The driver with Kriska Transportation was named the 2008 OTA/Volvo Trucks Canada Driver of The Year and in a career spanning 20 years, he’s logged two million collision free miles.

"Truck driving is not a job; it’s a lifestyle,” says Ontario’s newly minted truck driver of the year. "Truck driving has provided me with a great life. It is an honor to encourage highway safety and treat people the way I would like to be treated. For me it’s about being happy, enjoying the journey and being the best you can be."

Each year the award goes to a professional transport driver who has a collision free driving record and is an exemplary driver both on and off the road. Langlois was presented with his award during a luncheon at the Ontario Trucking Association’s 82nd annual convention.

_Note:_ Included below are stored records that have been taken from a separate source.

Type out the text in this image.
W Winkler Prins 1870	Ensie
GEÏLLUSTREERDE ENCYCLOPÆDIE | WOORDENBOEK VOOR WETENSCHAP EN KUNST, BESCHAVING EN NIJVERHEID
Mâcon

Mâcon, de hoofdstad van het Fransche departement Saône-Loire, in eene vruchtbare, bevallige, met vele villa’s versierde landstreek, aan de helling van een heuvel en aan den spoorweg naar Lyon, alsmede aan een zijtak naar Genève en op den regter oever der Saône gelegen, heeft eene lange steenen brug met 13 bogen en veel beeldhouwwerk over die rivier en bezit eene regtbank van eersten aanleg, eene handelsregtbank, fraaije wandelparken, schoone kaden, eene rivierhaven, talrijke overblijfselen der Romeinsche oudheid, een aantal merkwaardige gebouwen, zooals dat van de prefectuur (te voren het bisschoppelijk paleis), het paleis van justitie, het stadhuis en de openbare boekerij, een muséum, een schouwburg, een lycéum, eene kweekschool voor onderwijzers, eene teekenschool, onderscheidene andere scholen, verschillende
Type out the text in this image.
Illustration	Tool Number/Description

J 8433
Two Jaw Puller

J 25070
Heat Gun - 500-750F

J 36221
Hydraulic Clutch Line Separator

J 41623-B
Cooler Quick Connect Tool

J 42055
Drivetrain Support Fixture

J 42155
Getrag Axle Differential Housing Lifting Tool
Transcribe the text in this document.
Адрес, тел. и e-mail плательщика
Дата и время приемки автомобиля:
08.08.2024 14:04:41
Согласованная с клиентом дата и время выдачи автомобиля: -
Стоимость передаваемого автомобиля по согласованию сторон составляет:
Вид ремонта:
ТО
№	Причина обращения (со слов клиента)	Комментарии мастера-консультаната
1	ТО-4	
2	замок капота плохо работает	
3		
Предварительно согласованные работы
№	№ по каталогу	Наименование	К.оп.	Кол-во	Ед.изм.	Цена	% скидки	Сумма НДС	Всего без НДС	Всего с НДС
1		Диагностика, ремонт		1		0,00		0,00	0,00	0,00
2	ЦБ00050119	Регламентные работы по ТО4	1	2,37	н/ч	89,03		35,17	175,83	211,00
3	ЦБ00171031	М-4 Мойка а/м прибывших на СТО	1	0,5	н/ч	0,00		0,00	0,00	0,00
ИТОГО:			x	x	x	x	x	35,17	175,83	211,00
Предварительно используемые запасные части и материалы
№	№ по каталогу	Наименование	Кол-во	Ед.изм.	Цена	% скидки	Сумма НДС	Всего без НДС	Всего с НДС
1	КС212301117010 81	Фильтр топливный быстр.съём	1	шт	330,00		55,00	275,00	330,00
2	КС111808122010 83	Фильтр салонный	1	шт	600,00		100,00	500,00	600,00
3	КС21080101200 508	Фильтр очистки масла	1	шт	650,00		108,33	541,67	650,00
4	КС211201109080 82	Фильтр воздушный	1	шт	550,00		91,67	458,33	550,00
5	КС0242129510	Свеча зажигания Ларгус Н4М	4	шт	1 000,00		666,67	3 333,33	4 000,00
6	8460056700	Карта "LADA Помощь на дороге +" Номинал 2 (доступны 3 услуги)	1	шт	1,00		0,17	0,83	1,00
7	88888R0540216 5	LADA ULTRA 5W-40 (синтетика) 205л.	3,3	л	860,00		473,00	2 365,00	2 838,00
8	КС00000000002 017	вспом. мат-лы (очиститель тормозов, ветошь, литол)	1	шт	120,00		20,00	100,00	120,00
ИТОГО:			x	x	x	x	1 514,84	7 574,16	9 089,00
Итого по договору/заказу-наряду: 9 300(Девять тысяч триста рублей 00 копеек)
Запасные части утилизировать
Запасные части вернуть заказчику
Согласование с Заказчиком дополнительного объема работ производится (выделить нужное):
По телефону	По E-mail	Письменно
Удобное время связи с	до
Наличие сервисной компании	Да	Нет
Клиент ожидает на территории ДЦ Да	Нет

"Luke Langlois exemplifies qualities of a professional truck driver both on and off the road," says OTA president David Bradley. "It is a great honor to present him with this prestigious award in recognition of his achievement."

He has been recognized for his collision free driving record many times and has repeatedly been the first to lend assistance and comfort at an accident scene.

While Langlois is too modest to willingly admit it, his road stories include an act of heroism in January of 2008.

While traveling north on the Johnstown, Ont./Ogdensburg, N.Y. International Bridge during a wind storm, he witnessed a transport truck flipped on its side causing the guardrail and lamp post to tumble into the St. Lawrence Seaway. Langlois brought his truck to a safe stop and with the help of another driver he secured the scene and removed the trapped driver from the overturned truck.

With the use of a steel bar Langlois was able to remove the windshield and evacuate the driver to another truck, which transported him to Canada Customs for medical attention. Langlois remained at the scene to advise emergency personnel of the circumstances.